I really appreciate the response man. I was not expecting such a good answer when I posted that question and I want to thank you. You got some really great points and they're really going to help quite a bit. This competition will definitely cost a lot bills but I feel like the publicity is totally worth it. The good thing is the skate park that I plan to use is run by a skate shop and they will probably be willing to split the costs of the competition. 

I'm also thinking about getting my college's TV station to help film the whole competition so I can possibly put videos up on youtube or something. Do you think this is a good idea?


----------



## Comin'OutSwingin (Oct 28, 2005)

Here's my take on it.

I too have a line of clothing (mainly t-shirts, hoodies, and hats), and I've done a decent size event (attendance of about 700). Although the event I did was different than a skating competition, I can tell you from experience that it isn't easy at all.

On top of it, I sponsor a couple of skaters across the country and have been thinking of doing a skating competition this summer.

First of all I suggest anyone serious about doing an event purchase a book entitled "The Sponsorship Seeker's Toolkit". It's a great book, and helped me out tremendously. My event cost well over $10,000, and I didn't use any of my own money to put on the event, and ended up making a very nice profit. All almost impossible without sponsorships.

Like Dan said, skate shops are vital. You say that you may be able to split the costs of the event with a local skate shop. That would be good. More than likely they've put on an event in the past, and hopefully you can tap into their resources.

Knowing how much time, energy, and work goes into an event, if it were me, I would approach the skate shop and inquire about any events they may be putting on and ask to be the event sponsor. It will cost a few dollars, but it will let you see how an event gets put together from beginning to end. There's just so much to consider, that going into lightly or half-hearted will end up having a negative effect on your brand.

Here's just a few of the things that would need careful attention:


 Security
 Concessions
 Emergency Care
 Insurance
 Tickets
You need to plan well in advance to make sure that you have every detail take care of. 

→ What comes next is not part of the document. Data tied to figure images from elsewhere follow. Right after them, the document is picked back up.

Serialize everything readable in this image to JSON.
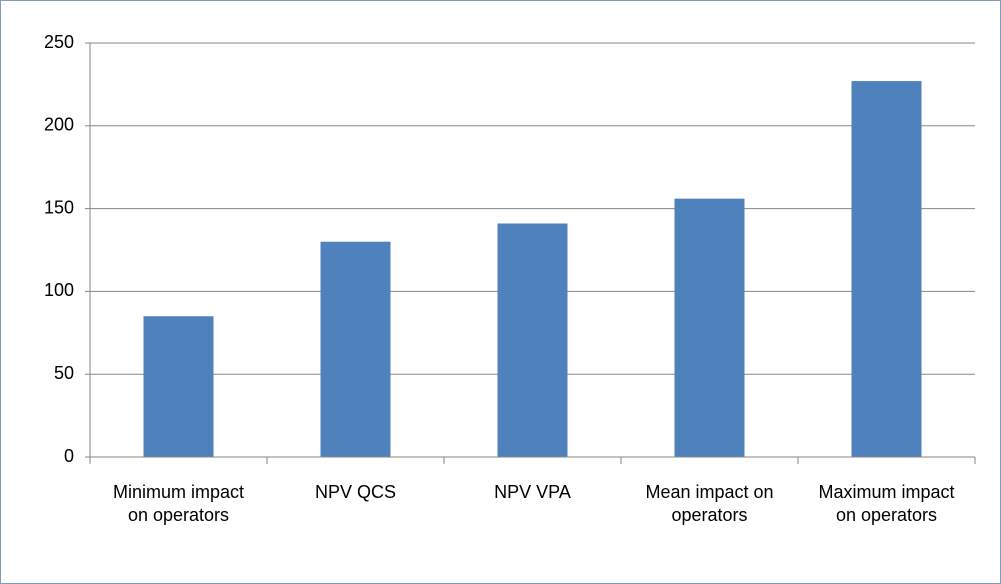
{
  "chart_data": {
    "type": "bar",
    "categories": [
      "Minimum impact on operators",
      "NPV QCS",
      "NPV VPA",
      "Mean impact on operators",
      "Maximum impact on operators"
    ],
    "values": [
      85,
      130,
      141,
      156,
      227
    ],
    "color": "#4f81bd",
    "ylim": [
      0,
      250
    ],
    "yticks": [
      0,
      50,
      100,
      150,
      200,
      250
    ],
    "grid": true
  }
}
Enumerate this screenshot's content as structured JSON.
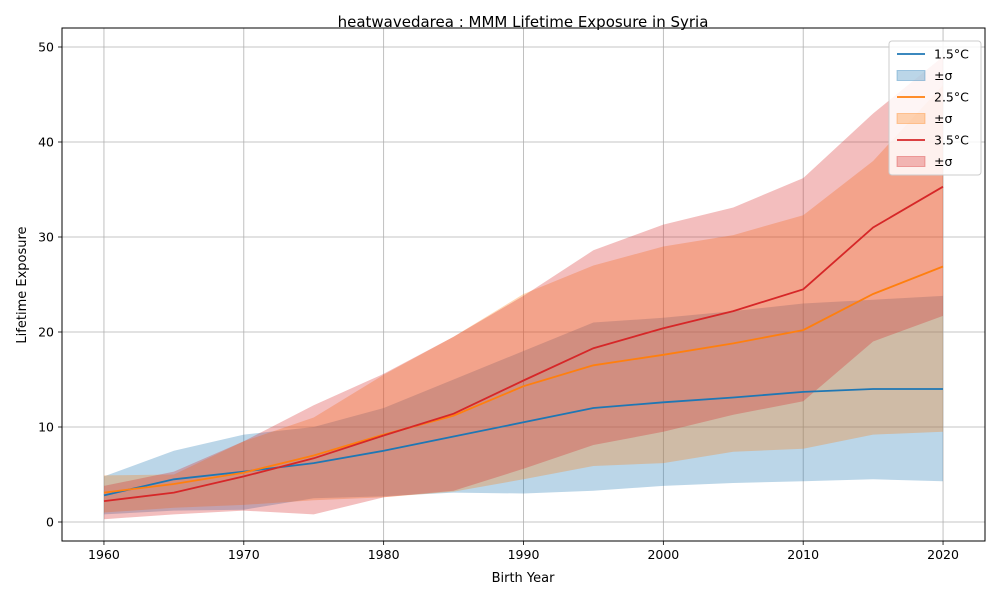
{
  "chart_data": {
    "type": "area",
    "title": "heatwavedarea : MMM Lifetime Exposure in Syria",
    "xlabel": "Birth Year",
    "ylabel": "Lifetime Exposure",
    "xlim": [
      1957,
      2023
    ],
    "ylim": [
      -2,
      52
    ],
    "xticks": [
      1960,
      1970,
      1980,
      1990,
      2000,
      2010,
      2020
    ],
    "yticks": [
      0,
      10,
      20,
      30,
      40,
      50
    ],
    "grid": true,
    "legend_position": "top-right",
    "legend": [
      "1.5°C",
      "±σ",
      "2.5°C",
      "±σ",
      "3.5°C",
      "±σ"
    ],
    "x": [
      1960,
      1965,
      1970,
      1975,
      1980,
      1985,
      1990,
      1995,
      2000,
      2005,
      2010,
      2015,
      2020
    ],
    "series": [
      {
        "name": "1.5°C",
        "band_label": "±σ",
        "color": "#1f77b4",
        "mean": [
          2.8,
          4.5,
          5.3,
          6.2,
          7.5,
          9.0,
          10.5,
          12.0,
          12.6,
          13.1,
          13.7,
          14.0,
          14.0
        ],
        "lower": [
          0.8,
          1.2,
          1.3,
          2.5,
          2.7,
          3.1,
          3.0,
          3.3,
          3.8,
          4.1,
          4.3,
          4.5,
          4.3
        ],
        "upper": [
          4.8,
          7.5,
          9.2,
          10.0,
          12.0,
          15.0,
          18.0,
          21.0,
          21.5,
          22.2,
          23.0,
          23.4,
          23.8
        ]
      },
      {
        "name": "2.5°C",
        "band_label": "±σ",
        "color": "#ff7f0e",
        "mean": [
          3.1,
          4.0,
          5.2,
          7.0,
          9.2,
          11.2,
          14.3,
          16.5,
          17.6,
          18.8,
          20.2,
          24.0,
          26.9
        ],
        "lower": [
          1.0,
          1.5,
          1.8,
          2.3,
          2.6,
          3.2,
          4.5,
          5.9,
          6.2,
          7.4,
          7.7,
          9.2,
          9.5
        ],
        "upper": [
          4.9,
          5.0,
          8.5,
          11.0,
          15.5,
          19.5,
          24.0,
          27.0,
          29.0,
          30.2,
          32.3,
          38.0,
          46.0
        ]
      },
      {
        "name": "3.5°C",
        "band_label": "±σ",
        "color": "#d62728",
        "mean": [
          2.2,
          3.1,
          4.8,
          6.7,
          9.1,
          11.4,
          14.9,
          18.3,
          20.4,
          22.2,
          24.5,
          31.0,
          35.3
        ],
        "lower": [
          0.3,
          0.8,
          1.2,
          0.8,
          2.6,
          3.3,
          5.6,
          8.1,
          9.5,
          11.3,
          12.7,
          19.0,
          21.7
        ],
        "upper": [
          3.8,
          5.3,
          8.5,
          12.3,
          15.6,
          19.5,
          23.8,
          28.6,
          31.3,
          33.1,
          36.2,
          43.0,
          49.0
        ]
      }
    ]
  }
}
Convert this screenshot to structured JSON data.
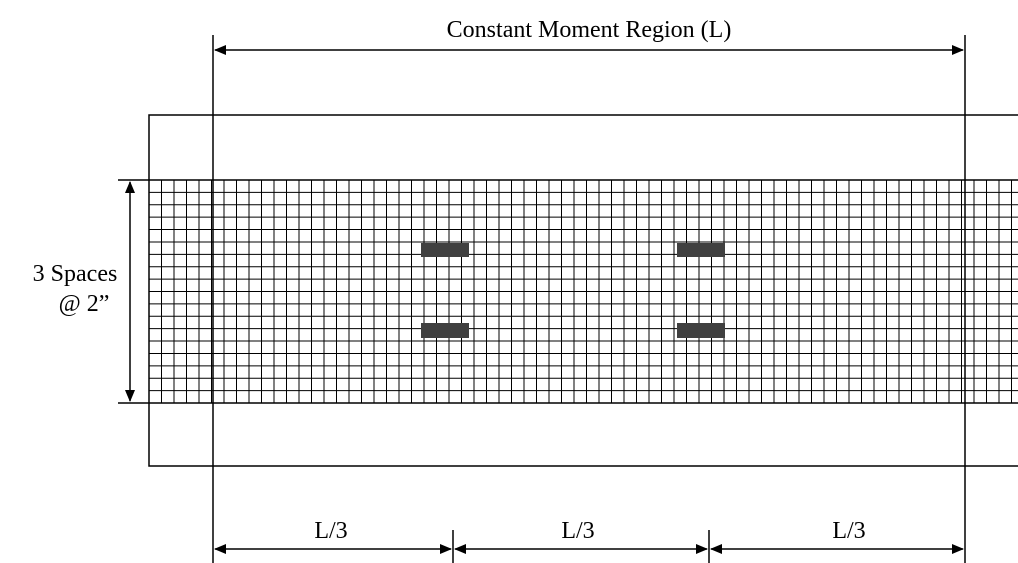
{
  "title": "Constant Moment Region (L)",
  "spacing_label": [
    "3 Spaces",
    "@ 2”"
  ],
  "segments": [
    "L/3",
    "L/3",
    "L/3"
  ]
}
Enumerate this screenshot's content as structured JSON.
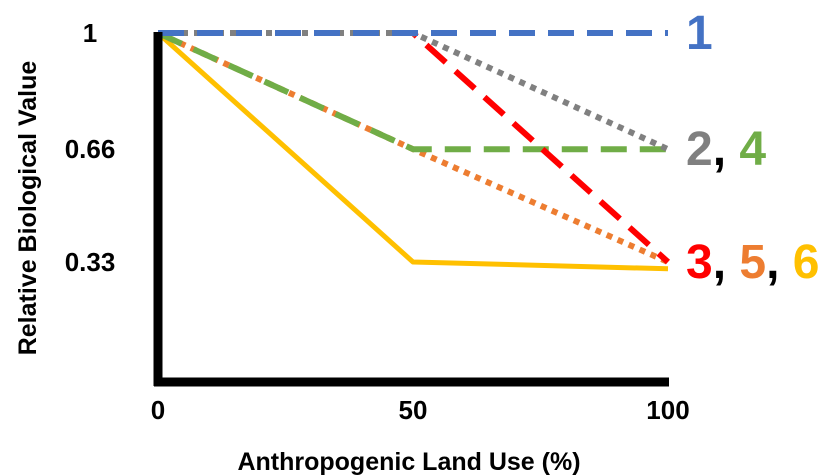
{
  "chart_data": {
    "type": "line",
    "xlabel": "Anthropogenic Land Use (%)",
    "ylabel": "Relative Biological Value",
    "xlim": [
      0,
      100
    ],
    "ylim": [
      0,
      1
    ],
    "x_ticks": [
      {
        "value": 0,
        "label": "0"
      },
      {
        "value": 50,
        "label": "50"
      },
      {
        "value": 100,
        "label": "100"
      }
    ],
    "y_ticks": [
      {
        "value": 0.33,
        "label": "0.33"
      },
      {
        "value": 0.66,
        "label": "0.66"
      },
      {
        "value": 1,
        "label": "1"
      }
    ],
    "grid": false,
    "legend": "inline labels at right end of lines",
    "series": [
      {
        "id": "1",
        "color": "#4472C4",
        "style": "dashed",
        "x": [
          0,
          50,
          100
        ],
        "y": [
          1,
          1,
          1
        ]
      },
      {
        "id": "2",
        "color": "#808080",
        "style": "dotted",
        "x": [
          0,
          50,
          100
        ],
        "y": [
          1,
          1,
          0.66
        ]
      },
      {
        "id": "3",
        "color": "#FF0000",
        "style": "dashed",
        "x": [
          0,
          50,
          100
        ],
        "y": [
          1,
          1,
          0.33
        ]
      },
      {
        "id": "4",
        "color": "#70AD47",
        "style": "dashed",
        "x": [
          0,
          50,
          100
        ],
        "y": [
          1,
          0.66,
          0.66
        ]
      },
      {
        "id": "5",
        "color": "#ED7D31",
        "style": "dotted",
        "x": [
          0,
          50,
          100
        ],
        "y": [
          1,
          0.66,
          0.33
        ]
      },
      {
        "id": "6",
        "color": "#FFC000",
        "style": "solid",
        "x": [
          0,
          50,
          100
        ],
        "y": [
          1,
          0.33,
          0.31
        ]
      }
    ],
    "end_labels": [
      {
        "text": "1",
        "color": "#4472C4",
        "at_y": 1,
        "parts": [
          {
            "text": "1",
            "color": "#4472C4"
          }
        ]
      },
      {
        "text": "2, 4",
        "color": "#808080",
        "at_y": 0.66,
        "parts": [
          {
            "text": "2",
            "color": "#808080"
          },
          {
            "text": ", ",
            "color": "#000000"
          },
          {
            "text": "4",
            "color": "#70AD47"
          }
        ]
      },
      {
        "text": "3, 5, 6",
        "color": "#FF0000",
        "at_y": 0.33,
        "parts": [
          {
            "text": "3",
            "color": "#FF0000"
          },
          {
            "text": ", ",
            "color": "#000000"
          },
          {
            "text": "5",
            "color": "#ED7D31"
          },
          {
            "text": ", ",
            "color": "#000000"
          },
          {
            "text": "6",
            "color": "#FFC000"
          }
        ]
      }
    ]
  }
}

You mentioned advertising. Local radio is great, especially if you've got sponsorship dollars at your disposal. Also, try to tap into a local newspaper to do a little story about the competition.

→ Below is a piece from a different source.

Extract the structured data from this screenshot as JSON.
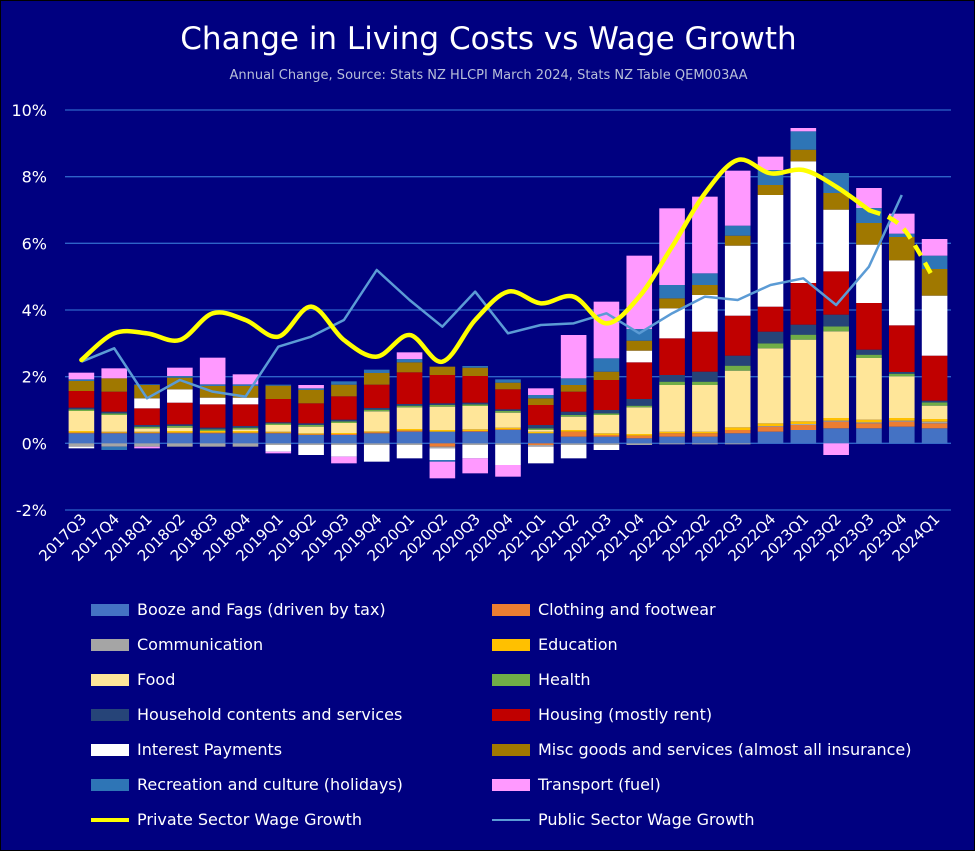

Like I said before, it's a lot of work, and if you don't get some sponsorship money, it's going to cost a pretty penny. That's why I suggested maybe starting my sponsoring an event that someone else puts on. You get the same exposure, without the work, and it's a A LOT cheaper.

I only addressed a few things, but if you have any specific questions, I'd be more than happy to help.


----------



## Wordapp (Jan 28, 2009)

Thanks for the response Greg. I am definitely going to take your advise and drive down to the skate shop/park later this week and ask about upcoming events that I could possibly be the event sponsor for. At the current time that definitely makes the most sense; due to my lack of knowledge and I most certainly do not have $10,000 at my disposal! I do know from talking to local skate shops around my area that this specific park has held competitions in the past and other stores have split costs 50/50 with them. So splitting costs with them is a definite possibility.

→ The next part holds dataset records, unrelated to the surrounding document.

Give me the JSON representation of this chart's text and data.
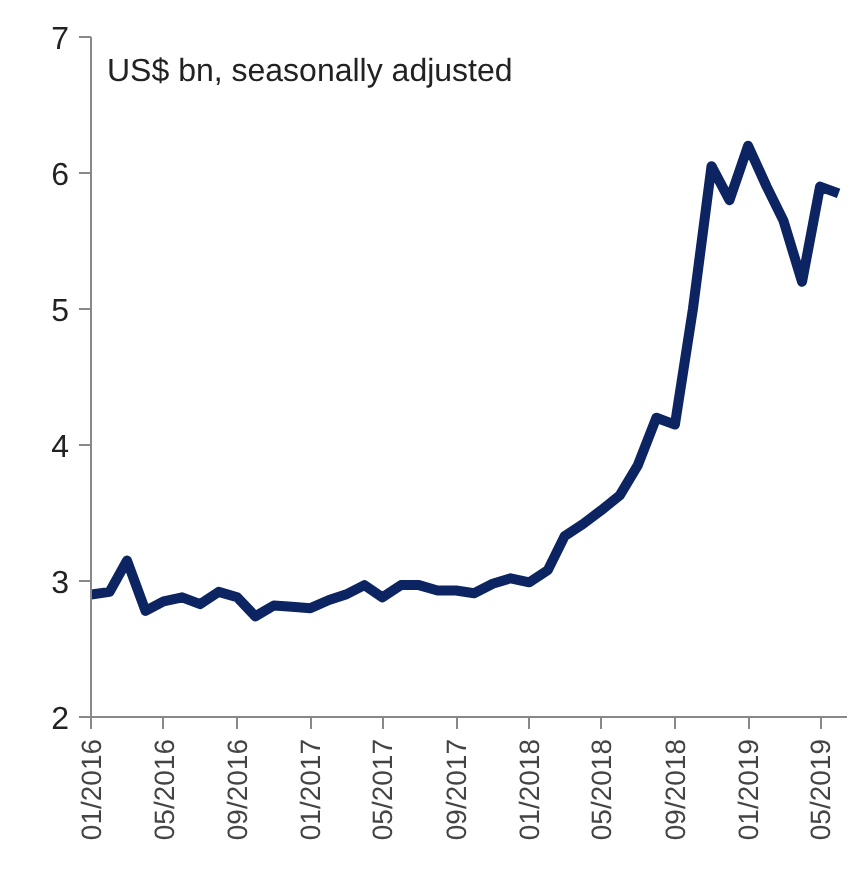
{
  "chart_data": {
    "type": "line",
    "title": "US$ bn, seasonally adjusted",
    "x": [
      "2016-01",
      "2016-02",
      "2016-03",
      "2016-04",
      "2016-05",
      "2016-06",
      "2016-07",
      "2016-08",
      "2016-09",
      "2016-10",
      "2016-11",
      "2016-12",
      "2017-01",
      "2017-02",
      "2017-03",
      "2017-04",
      "2017-05",
      "2017-06",
      "2017-07",
      "2017-08",
      "2017-09",
      "2017-10",
      "2017-11",
      "2017-12",
      "2018-01",
      "2018-02",
      "2018-03",
      "2018-04",
      "2018-05",
      "2018-06",
      "2018-07",
      "2018-08",
      "2018-09",
      "2018-10",
      "2018-11",
      "2018-12",
      "2019-01",
      "2019-02",
      "2019-03",
      "2019-04",
      "2019-05",
      "2019-06"
    ],
    "series": [
      {
        "color": "#0c2461",
        "values": [
          2.9,
          2.92,
          3.15,
          2.78,
          2.85,
          2.88,
          2.83,
          2.92,
          2.88,
          2.74,
          2.82,
          2.81,
          2.8,
          2.86,
          2.9,
          2.97,
          2.88,
          2.97,
          2.97,
          2.93,
          2.93,
          2.91,
          2.98,
          3.02,
          2.99,
          3.08,
          3.33,
          3.42,
          3.52,
          3.63,
          3.85,
          4.2,
          4.15,
          5.0,
          6.05,
          5.8,
          6.2,
          5.9,
          5.65,
          5.2,
          5.9,
          5.85
        ]
      }
    ],
    "xlim": [
      "2016-01",
      "2019-06-15"
    ],
    "xticks": [
      {
        "value": "2016-01",
        "label": "01/2016"
      },
      {
        "value": "2016-05",
        "label": "05/2016"
      },
      {
        "value": "2016-09",
        "label": "09/2016"
      },
      {
        "value": "2017-01",
        "label": "01/2017"
      },
      {
        "value": "2017-05",
        "label": "05/2017"
      },
      {
        "value": "2017-09",
        "label": "09/2017"
      },
      {
        "value": "2018-01",
        "label": "01/2018"
      },
      {
        "value": "2018-05",
        "label": "05/2018"
      },
      {
        "value": "2018-09",
        "label": "09/2018"
      },
      {
        "value": "2019-01",
        "label": "01/2019"
      },
      {
        "value": "2019-05",
        "label": "05/2019"
      }
    ],
    "ylim": [
      2,
      7
    ],
    "yticks": [
      2,
      3,
      4,
      5,
      6,
      7
    ],
    "grid": false,
    "marker": "none",
    "line_style": "solid"
  }
}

You also talked about how you currently are sponsoring a couple skaters and I am interested in how you went about doing that. I was thinking about maybe sponsoring a few skaters to compete, or maybe offering a sponsorship to the winner of the event or something. Currently I only have myself riding for word apparel and that is certainly not cutting it! I look forward to updating you guys about my meeting with the shop!


----------



## Comin'OutSwingin (Oct 28, 2005)

Well, since you ride yourself, I'm sure you know all about "flow" sponsorships. Basically, you provide the skaters with the apparel, and they where it wherever they go, and especially when they're skating at the park or at/in an event.

The way I went about it was to visit some skating forums. It's just a hotbed of kids/young adults that can shred! Most of them are looking to get sponsored. I just contacted some of the senior members and administrators the best way to contact their members that I wanted to sponsor. A lot of those guys have their "sponsor me" video footage in their profiles.

I contacted the ones that I thought had promise, and had them fill out our online application. I've got a whole page on my website devoted to our sponsorships, how they work, and what it takes for us to sponsor a skater.

We got TONS of response, and just sifted through them and found the best ones. There's nothing like walking billboards in front of your target audience being worn by those your target audience wants to emulate!


----------



## Wordapp (Jan 28, 2009)

Word man you're right. I just opened up like 4 different skater forums and there are so many different kids with some pretty legit videos. I have a feeling I'm going to be surfing these forums all night.


----------



## rejoice (Jun 7, 2007)

as metioned above be sure to get other sponsors involved to fund the event... and i would recommend you get involved with Loopd.com | Action Sports Community for Motocross, Surf, Skate, Snow, BMX, Bike and More as that place is a goldmine !!


----------



## withindustries (Aug 2, 2007)

Hey Greg,

Would you be willing to post your sponsorship form? I'd like to see what you include in such a document

Mikey


----------